Chiang told Bell Interim City Administrator Pedro Carrillo that “we found apparent misuse of redevelopment funds for personal gain by the former Chief Administrator and other senior officials.”
The audit found that council members were paid every two weeks as redevelopment board members even though the board sometimes didn’t meet, and that a majority of the meetings lasted for three minutes or less. For two and a half years, council members were paid $55.38 every two weeks for serving on the board, though the law permits only $60 a month.
“These audit revelations bring us one step closer to a full and complete accounting of what went wrong in the city of Bell,” Chiang said in a news release.

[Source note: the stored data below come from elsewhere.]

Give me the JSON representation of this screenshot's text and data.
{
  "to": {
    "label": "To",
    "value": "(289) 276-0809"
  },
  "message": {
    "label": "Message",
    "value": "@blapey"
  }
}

The controller has ordered Bell to repay $521,086 to the city’s gas tax fund, threatening that the state may withhold future highway tax allocations otherwise.
The controller’s office had already found that Bell illegally collected $5.6 million in taxes. Nearly $3 million of that is being returned to property owners. The report described Bell as a city with no fiscal controls that had placed its treasury entirely in the hands of Rizzo.
Rizzo’s attorney, James Spertus, called the audits an election ploy. Chiang is seeking re-election.
“For the state controller to issue audit reports piecemeal as the election approaches is not appropriate,” Spertus said. “He uses sensational language that’s designed to capture media attention so he can spend less on his campaign.”
Stanley L. Friedman, Mayor Oscar Hernandez’s attorney, said his client relied on professional administrators the city hired. Hernandez “believes he performed his job in a competent manner and did everything he was legally obligated to do,” Friedman said.
Many of the abuses alleged by the controller’s office are not unheard of in redevelopment agencies throughout the state, but the alleged lack of oversight is.
The controller’s office is just one of several agencies investigating activities in Bell, including the Los Angeles County district attorney, the state attorney general, the Securities and Exchange Commission and the U.S. Department of Justice.
All eight Bell leaders charged with misappropriation are scheduled to be arraigned Thursday in Los Angeles County Superior Court.
The controller’s audit found that nearly $500,000 in redevelopment agency funds were used inappropriately to pay the salaries, vacations and holidays of Rizzo, Spaccia and Lourdes Garcia, the director of administrative services.
The auditors also found out that the redevelopment agency didn’t produce a required annual report or adopt an annual budget.
The audit of nearly four years of Bell’s gas tax fund found more than $520,000 in questionable expenditures, including $129,600 in overpayments for street maintenance. The largest was $301,810 to the consulting firm D&J Engineering, which was owned by Dennis Tarango, the city’s planning director.
The controller’s earlier audit found that the city paid Tarango $10.4 million even though he didn’t have a valid contract with the city.
Times staff writer Jessica Garrison contributed to this report.